Viral video memperlihatkan mobil Avanza warna hitam yang ditumpangi oleh lima orang perempuan dicegat oleh sejumlah debt collector (DC) saat melintas di Exit Tol Kaligawe, Kota Semarang. 

Kabar yang diunggah pada akun instagram@infomasi.semarang terlihat sejumlah pria itu menggebrak-gebrak mobil membuat korban berteriak minta tolong. Tak lama berselang, seorang pria bertopi merah dan berkacamata memasukkan tangannya ke kaca jendela mobil yang terbuka setengah untuk menarik kunci kendaraan. 

Selanjutnya, seorang pria lainnya memaksa masuk ke dalam mobil, membuat pengemudi dan penumpang ketakutan hingga berteriak meminta pertolongan.

Mobil yang kemudian berhenti, salah satu debt collector membuka kap mobil dan mencocokkan nomor mesin. Dari hasil pencocokan nomor mesin tidak sesuai dari surat kuasa penagihan.
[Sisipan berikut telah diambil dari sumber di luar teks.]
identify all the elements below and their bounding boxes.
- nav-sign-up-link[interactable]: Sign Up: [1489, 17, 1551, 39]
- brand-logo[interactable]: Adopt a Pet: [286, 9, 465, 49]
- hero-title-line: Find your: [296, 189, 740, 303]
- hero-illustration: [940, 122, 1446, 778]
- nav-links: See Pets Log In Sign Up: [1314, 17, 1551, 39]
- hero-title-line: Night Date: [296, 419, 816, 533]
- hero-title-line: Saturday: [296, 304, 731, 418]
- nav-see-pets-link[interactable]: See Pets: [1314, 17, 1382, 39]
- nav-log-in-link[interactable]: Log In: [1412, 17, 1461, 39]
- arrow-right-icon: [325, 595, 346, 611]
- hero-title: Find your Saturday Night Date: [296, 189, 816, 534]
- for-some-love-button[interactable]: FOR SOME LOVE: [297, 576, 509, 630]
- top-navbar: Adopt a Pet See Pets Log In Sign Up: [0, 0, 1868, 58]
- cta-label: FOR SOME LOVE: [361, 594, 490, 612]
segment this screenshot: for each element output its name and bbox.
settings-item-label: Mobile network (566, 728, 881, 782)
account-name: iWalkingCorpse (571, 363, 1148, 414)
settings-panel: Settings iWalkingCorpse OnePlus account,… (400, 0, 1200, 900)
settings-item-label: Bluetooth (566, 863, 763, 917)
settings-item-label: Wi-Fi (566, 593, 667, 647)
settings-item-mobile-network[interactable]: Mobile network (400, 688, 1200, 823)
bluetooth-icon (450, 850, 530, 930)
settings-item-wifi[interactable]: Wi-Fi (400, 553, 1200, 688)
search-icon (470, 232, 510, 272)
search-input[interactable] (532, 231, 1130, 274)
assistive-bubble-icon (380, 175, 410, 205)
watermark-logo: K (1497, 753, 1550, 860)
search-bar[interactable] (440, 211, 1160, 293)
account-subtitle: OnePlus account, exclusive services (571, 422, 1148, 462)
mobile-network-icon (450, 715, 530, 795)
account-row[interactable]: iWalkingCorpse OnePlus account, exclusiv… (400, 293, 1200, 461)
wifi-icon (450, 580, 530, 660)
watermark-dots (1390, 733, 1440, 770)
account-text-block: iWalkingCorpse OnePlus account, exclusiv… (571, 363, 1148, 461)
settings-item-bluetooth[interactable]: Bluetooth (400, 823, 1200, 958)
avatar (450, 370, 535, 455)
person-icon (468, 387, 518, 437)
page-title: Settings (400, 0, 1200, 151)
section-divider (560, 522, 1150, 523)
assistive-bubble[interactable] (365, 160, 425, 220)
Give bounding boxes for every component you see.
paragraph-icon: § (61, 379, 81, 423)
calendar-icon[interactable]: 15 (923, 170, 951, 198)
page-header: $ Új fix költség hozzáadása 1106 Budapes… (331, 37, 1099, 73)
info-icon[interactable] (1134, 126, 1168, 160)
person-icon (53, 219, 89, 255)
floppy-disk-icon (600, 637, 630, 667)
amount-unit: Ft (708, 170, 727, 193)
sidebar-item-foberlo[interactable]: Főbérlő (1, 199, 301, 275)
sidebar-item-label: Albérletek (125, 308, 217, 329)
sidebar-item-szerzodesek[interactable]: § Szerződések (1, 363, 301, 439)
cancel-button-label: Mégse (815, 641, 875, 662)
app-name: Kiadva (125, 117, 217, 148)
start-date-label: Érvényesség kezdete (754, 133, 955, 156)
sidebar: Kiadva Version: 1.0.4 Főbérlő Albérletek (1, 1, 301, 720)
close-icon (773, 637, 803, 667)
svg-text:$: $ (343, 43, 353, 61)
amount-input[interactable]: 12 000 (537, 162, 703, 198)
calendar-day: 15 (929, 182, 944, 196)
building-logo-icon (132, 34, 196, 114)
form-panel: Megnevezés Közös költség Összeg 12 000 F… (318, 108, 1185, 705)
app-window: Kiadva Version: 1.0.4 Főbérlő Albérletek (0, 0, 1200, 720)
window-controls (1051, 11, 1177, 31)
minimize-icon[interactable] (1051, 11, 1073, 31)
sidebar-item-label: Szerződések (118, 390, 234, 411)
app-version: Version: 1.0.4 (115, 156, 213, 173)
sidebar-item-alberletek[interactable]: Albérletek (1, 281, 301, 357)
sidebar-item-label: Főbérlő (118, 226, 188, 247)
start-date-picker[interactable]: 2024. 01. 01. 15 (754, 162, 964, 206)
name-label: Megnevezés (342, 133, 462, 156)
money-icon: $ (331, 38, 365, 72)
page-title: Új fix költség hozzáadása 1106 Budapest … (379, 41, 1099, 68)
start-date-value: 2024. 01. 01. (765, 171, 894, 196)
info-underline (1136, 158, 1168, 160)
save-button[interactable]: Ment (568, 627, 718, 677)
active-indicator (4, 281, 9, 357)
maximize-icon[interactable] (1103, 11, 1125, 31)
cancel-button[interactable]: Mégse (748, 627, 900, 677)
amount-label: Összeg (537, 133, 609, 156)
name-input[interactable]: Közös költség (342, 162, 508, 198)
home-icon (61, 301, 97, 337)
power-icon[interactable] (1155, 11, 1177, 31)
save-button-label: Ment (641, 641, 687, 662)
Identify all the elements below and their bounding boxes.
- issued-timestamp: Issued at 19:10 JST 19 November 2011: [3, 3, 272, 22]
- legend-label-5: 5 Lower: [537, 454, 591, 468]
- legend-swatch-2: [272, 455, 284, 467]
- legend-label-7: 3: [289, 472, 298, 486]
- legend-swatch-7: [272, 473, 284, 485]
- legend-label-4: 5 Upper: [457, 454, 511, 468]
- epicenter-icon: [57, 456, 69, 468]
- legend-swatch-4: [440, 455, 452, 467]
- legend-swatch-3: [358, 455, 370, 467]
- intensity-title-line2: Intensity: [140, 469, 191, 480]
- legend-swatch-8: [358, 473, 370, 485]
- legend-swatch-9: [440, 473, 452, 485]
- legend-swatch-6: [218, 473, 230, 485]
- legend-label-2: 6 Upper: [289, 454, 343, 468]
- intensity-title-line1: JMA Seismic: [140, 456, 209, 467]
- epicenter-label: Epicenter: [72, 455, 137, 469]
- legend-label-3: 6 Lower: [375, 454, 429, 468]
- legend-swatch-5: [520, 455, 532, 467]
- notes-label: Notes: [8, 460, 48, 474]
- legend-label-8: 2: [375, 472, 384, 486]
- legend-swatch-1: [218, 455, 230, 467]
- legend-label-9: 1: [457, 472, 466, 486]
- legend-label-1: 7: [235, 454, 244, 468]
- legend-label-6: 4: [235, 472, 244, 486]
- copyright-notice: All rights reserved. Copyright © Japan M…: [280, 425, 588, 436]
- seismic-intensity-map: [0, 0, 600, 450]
Korban yang merasa dirugikan langsung melaporkan kejadian tersebut ke pihak kepolisian lantaran ada rasa trauma dan mengalami luka ditangan akibat kekerasan. Enam debt collector ditangkap. 

"Benar pasca kejadian petugas langsung melakukan penyelidikan, dengan memeriksa keterangan saksi," kata Direktur Reserse Kriminal Umum Polda Jawa Tengah Kombes Pol Nasir Anwar, Rabu (24/2).

Terkait oknum debt collector yang memaksa menarik mobil dan dicek nomor mesin ternyata salah sasaran. "Jadi debt collector itu salah sasaran. Pemilik mobil itu pembayarannya tertib hanya kurang lima bulan lunas," jelasnya.

Penangkapan para pelaku berdasarkan hasil pemeriksaan saksi. Dari hasil pemeriksaan saksi petugas melakukan penyelidikan dan menangkap enam pelaku berinisial FR, YP, A, IW, MH, dan HO pada 24 Februari 2026 di lokasi kejadian Exit Tol Kaligawe Semarang.

"Dari enam pelaku, dua diantaranya debt collector legal. Semuanya kami tahan, dan para pelaku dikenakan Pasal 448 dan atau Pasal 262 dan atau Pasal 466 (KUHP) tentang pengancaman maksimal hukuman lima tahun," ujarnya.